I got a lab result back today on a test that I had no idea what it was about. As near as I can tell, my APRN was making sure I didn't have some strange condition, so the blood had to be sent to Salt Lake City and took a while to get back. Whatever it was, I don't have it. It seems a waste of money. How many people, even wealthy ones, would get that test if they were paying for it themselves?
Doctors used to love to say that thing about horses and zebras. Do they still? I had too many guys who said "When I was at Harvard Medical School, we were taught that if we heard hoofbeats, we should look for horses, not zebras." Oh, like they didn't know that trick at Tufts, doctor? I liked the simpler "common things being common" better. You are more likely to have a strange presentation of something common than have a strange condition.
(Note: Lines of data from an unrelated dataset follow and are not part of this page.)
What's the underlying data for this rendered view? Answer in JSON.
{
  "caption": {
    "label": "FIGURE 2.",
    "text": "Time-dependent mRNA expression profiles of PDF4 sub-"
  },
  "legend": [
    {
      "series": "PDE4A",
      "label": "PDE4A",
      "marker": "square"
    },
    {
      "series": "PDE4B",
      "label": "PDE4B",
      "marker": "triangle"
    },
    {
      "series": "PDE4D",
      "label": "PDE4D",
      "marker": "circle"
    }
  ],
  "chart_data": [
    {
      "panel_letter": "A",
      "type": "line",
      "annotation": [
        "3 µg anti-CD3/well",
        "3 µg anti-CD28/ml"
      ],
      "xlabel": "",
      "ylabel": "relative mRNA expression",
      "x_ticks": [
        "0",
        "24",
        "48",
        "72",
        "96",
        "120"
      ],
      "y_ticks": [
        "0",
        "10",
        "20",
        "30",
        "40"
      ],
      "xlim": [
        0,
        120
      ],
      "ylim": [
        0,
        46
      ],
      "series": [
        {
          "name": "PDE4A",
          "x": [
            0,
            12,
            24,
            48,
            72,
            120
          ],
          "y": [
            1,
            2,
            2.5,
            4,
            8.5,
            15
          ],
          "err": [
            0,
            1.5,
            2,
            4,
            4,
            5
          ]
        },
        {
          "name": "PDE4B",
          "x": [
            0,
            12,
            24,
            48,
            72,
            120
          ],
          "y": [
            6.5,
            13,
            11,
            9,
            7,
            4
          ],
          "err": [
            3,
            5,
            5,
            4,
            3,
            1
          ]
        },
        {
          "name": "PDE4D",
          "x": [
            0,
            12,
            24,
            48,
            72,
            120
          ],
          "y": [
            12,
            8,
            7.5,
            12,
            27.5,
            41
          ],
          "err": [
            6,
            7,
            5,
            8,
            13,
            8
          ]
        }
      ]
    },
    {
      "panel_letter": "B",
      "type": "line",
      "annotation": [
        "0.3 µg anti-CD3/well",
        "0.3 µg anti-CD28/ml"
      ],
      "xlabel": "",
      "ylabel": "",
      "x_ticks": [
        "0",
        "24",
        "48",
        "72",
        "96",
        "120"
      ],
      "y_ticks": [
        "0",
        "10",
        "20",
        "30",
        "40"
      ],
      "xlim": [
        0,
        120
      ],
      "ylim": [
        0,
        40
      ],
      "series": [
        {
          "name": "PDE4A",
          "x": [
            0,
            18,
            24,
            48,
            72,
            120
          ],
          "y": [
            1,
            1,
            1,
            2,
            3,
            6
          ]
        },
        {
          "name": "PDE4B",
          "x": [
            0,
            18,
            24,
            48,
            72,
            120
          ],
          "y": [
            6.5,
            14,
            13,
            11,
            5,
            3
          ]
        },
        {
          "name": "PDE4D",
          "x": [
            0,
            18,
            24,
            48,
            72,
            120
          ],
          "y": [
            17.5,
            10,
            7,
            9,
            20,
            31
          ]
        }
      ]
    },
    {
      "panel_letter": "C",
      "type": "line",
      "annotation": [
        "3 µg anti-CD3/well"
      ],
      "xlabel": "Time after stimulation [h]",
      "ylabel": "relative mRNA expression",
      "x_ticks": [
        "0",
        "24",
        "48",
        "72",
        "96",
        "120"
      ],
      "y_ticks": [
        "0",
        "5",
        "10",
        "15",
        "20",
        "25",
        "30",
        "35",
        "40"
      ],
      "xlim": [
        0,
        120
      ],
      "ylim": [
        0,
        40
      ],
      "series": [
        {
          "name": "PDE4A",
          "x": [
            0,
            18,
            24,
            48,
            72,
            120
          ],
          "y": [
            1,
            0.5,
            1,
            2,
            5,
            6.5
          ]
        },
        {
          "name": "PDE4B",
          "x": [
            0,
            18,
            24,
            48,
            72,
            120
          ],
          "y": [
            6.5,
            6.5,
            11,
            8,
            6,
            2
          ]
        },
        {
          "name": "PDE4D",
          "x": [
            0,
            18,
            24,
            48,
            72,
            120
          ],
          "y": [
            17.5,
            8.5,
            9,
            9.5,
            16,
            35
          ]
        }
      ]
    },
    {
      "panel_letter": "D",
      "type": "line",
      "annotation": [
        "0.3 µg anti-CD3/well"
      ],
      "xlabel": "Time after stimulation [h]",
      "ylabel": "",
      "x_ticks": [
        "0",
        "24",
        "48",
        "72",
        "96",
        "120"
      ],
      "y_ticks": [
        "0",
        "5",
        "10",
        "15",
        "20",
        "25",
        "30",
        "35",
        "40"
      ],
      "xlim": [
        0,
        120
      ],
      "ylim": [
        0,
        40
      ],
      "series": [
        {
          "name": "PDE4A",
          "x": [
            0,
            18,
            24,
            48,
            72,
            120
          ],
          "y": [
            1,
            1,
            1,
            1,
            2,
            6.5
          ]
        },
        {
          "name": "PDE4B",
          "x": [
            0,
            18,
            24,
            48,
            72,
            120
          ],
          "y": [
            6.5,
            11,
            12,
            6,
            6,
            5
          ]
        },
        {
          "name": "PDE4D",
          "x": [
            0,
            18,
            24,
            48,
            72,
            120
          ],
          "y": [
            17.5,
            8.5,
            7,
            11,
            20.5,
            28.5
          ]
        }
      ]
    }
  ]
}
A friend had longstanding puzzling and very frustrating symptoms. One of the causes was migraines, but because her presentation was odd, neither she nor the previous treating physicians had thought of that.
So yes, horses before zebras. I always thought it would improve the saying to go one step further and say "And never look for unicorns." There are conditions that people believe in, but do not exist. Some alt-medicine is recommending useless treatments, but a lot of it is treating nonexistent conditions. This is usually of the "When all you have is a hammer, everything looks like a nail" type.
1 comment:
"Horses before zebras" makes sense. Along with it they should teach that, occasionally, it really is a zebra. Not all physicians understand this.